The \(\gamma\)-ray transmission coefficients are obtained using the strength function formalism from the expression:

\[T^{Xl}(\epsilon_\gamma) = 2\pi f_{Xl}(\epsilon_\gamma)\epsilon_\gamma^{2l+1},\]

where \(\epsilon_\gamma\) is the energy of the emitted gamma ray, \(Xl\) is the multipolarity of the gamma ray, and \(f_{Xl}(\epsilon_\gamma)\) is the energy-dependent gamma-ray strength function.

For \(E1\) transitions, the Kopecky-Uhl generalized Lorentzian form for the strength function is used:

\[f_{E1}(\epsilon_\gamma,T) = K_{E1}\left[ \frac{\epsilon_\gamma \Gamma_{E1}(\epsilon_\gamma)}{\left( \epsilon_\gamma^2-E_{E1}^2\right)^2 + \epsilon^2_\gamma\Gamma_{E1}(\epsilon_\gamma)^2} +\frac{0.7\Gamma_{E1}4\pi^2T^2}{E_{E1}^5} \right] \sigma_{E1}\Gamma_{E1}\]

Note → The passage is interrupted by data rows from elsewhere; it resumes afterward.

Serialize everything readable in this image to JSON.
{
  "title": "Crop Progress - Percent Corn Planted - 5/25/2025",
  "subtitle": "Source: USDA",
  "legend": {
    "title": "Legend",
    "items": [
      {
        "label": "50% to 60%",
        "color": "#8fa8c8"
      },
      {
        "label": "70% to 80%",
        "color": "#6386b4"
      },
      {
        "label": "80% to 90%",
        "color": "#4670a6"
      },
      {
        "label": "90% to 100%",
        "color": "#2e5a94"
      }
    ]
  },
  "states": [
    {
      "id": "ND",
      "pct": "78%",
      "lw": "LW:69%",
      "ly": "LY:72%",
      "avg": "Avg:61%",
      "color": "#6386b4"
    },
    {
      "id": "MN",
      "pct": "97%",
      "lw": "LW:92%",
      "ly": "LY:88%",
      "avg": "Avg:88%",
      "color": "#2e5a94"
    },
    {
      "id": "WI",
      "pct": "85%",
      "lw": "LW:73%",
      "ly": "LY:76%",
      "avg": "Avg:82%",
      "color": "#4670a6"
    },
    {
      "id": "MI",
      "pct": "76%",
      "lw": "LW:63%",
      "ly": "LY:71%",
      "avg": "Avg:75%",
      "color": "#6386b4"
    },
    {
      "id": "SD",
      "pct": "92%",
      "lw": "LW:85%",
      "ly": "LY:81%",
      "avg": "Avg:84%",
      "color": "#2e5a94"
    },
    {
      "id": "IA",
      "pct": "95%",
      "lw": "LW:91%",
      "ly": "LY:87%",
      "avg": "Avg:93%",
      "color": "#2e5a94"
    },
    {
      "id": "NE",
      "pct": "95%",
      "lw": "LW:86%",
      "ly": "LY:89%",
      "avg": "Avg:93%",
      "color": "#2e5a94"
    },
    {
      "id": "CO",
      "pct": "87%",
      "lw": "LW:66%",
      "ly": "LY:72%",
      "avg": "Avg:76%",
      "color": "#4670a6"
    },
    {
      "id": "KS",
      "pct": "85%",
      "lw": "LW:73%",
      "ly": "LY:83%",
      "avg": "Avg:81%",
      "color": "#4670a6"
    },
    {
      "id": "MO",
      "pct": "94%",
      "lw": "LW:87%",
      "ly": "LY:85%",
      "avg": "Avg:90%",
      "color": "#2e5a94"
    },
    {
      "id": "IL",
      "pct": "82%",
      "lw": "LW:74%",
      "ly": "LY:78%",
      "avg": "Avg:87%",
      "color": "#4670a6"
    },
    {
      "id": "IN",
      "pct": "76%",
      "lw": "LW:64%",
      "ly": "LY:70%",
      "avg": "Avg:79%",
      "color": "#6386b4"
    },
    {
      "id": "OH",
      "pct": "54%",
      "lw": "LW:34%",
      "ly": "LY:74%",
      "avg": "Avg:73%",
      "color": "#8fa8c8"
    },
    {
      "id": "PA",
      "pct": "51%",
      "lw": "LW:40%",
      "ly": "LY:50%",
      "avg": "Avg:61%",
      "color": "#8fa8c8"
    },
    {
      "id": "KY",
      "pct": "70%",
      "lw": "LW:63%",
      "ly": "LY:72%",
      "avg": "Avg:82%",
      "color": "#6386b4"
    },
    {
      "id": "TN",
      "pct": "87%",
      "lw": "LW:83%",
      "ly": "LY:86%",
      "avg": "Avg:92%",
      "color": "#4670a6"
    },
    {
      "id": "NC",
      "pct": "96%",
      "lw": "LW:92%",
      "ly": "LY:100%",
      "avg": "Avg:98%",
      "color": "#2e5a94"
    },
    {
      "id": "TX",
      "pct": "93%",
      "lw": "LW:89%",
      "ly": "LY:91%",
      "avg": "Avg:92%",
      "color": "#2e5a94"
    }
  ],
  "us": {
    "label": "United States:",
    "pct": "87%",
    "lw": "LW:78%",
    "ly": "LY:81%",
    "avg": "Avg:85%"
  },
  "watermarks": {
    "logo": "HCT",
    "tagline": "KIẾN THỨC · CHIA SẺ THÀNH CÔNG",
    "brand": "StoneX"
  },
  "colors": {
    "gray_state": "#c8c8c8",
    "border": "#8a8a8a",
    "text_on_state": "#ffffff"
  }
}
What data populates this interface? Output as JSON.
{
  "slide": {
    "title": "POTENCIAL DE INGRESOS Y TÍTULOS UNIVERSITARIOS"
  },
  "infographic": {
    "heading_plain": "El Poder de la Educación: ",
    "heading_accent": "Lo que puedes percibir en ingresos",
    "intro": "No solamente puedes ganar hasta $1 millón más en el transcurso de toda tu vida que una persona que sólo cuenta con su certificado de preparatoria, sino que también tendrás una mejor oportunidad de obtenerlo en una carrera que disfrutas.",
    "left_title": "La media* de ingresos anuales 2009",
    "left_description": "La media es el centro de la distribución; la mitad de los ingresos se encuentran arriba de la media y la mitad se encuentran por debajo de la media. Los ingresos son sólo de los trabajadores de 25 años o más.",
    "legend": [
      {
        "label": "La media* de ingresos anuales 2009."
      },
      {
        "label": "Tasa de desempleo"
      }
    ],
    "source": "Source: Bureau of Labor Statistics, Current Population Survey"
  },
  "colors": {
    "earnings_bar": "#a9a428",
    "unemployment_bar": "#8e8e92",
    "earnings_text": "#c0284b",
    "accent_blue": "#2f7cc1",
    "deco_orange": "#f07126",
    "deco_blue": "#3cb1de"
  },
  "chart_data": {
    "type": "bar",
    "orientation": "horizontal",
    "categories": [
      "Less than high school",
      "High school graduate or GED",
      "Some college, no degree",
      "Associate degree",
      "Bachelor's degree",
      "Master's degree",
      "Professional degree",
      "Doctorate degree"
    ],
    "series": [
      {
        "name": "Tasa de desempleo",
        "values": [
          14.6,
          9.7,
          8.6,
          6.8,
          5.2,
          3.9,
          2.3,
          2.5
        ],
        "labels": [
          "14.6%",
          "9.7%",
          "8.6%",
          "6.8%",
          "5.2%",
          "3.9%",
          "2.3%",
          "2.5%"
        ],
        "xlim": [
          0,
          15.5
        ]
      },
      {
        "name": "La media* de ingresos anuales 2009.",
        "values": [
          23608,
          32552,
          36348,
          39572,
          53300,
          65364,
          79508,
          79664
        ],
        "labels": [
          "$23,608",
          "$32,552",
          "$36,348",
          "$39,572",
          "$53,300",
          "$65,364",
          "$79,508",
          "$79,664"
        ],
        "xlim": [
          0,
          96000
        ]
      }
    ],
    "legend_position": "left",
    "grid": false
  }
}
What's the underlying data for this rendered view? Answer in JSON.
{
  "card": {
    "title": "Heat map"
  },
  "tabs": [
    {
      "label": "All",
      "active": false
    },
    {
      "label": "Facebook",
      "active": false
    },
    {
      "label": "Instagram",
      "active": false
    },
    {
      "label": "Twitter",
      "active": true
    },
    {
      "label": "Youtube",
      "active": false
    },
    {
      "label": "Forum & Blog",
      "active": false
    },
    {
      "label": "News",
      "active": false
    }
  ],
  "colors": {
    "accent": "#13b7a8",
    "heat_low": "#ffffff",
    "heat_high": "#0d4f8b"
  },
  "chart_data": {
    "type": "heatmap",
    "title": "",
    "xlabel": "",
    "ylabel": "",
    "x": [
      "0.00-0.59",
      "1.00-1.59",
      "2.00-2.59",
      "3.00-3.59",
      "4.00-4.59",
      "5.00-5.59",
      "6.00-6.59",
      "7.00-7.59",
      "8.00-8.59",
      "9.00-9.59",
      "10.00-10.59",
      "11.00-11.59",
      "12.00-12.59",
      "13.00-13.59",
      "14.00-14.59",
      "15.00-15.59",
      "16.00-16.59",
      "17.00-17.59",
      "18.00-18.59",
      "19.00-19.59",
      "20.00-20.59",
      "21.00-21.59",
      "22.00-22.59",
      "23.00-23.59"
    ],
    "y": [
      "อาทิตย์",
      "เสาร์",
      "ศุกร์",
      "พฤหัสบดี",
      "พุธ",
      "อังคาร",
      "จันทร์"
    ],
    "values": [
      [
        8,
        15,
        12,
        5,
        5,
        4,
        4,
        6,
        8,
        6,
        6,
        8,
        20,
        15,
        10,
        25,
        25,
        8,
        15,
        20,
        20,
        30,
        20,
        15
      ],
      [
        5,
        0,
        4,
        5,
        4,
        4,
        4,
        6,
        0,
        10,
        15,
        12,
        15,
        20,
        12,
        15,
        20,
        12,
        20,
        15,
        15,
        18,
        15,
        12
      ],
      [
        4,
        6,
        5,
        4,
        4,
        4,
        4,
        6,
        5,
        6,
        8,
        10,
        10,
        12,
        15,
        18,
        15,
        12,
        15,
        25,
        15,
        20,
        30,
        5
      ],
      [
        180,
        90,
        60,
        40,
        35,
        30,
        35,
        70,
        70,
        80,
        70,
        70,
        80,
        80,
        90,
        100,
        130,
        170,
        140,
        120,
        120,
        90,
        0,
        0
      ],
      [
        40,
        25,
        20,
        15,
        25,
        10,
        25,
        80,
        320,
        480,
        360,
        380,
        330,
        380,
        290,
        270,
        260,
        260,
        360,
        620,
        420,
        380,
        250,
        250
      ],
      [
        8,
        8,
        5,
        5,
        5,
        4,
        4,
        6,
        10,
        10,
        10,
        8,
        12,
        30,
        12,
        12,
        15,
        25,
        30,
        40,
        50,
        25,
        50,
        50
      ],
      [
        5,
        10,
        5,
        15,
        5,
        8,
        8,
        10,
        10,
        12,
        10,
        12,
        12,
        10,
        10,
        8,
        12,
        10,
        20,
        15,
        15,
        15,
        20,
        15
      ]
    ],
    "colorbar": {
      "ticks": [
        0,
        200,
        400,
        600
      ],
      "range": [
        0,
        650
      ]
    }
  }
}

where \(\sigma_{E1}\), \(\Gamma_{E1}\), and \(E_{E1}\) are the standard giant dipole resonance (GDR) parameters. \(\Gamma_{E1}(\epsilon_\gamma)\) is an energy-dependent damping width given by

\[\Gamma_{E1}(\epsilon_\gamma) = \Gamma\frac{\epsilon_\gamma^2+4\pi^2T^2}{E_{E1}^2},\]

and \(T\) is the nuclear temperature given by

\[T=\sqrt{\frac{E^*-\epsilon_\gamma}{a(S_n)}}.\]

The quantity \(S_n\) is the neutron separation energy, \(E^*\) is the excitation energy of the nucleus, and \(a\) is the level density parameter. The quantity \(K_{E1}\) is obtained from normalization to experimental data on \(2\pi\langle \Gamma_{\gamma_0} \rangle / \langle D_0 \rangle\).

For \(E2\) and \(M1\) transitions, the Brink-Axel (Brink,1955) (Axel,1962) standard Lorentzian is used instead:

\[f_{Xl}(\epsilon_\gamma)=K_{Xl}\frac{\sigma_{Xl}\epsilon_\gamma\Gamma_{Xl}^2}{(\epsilon_\gamma^2-E_{Xl}^2)^2+\epsilon_\gamma^2\Gamma_{Xl}^2}.\]

In the current version of CGMF (ver. 0.1), only \(E1, E2\), and \(M1\) transitions are allowed, and higher multipolarity transitions are neglected.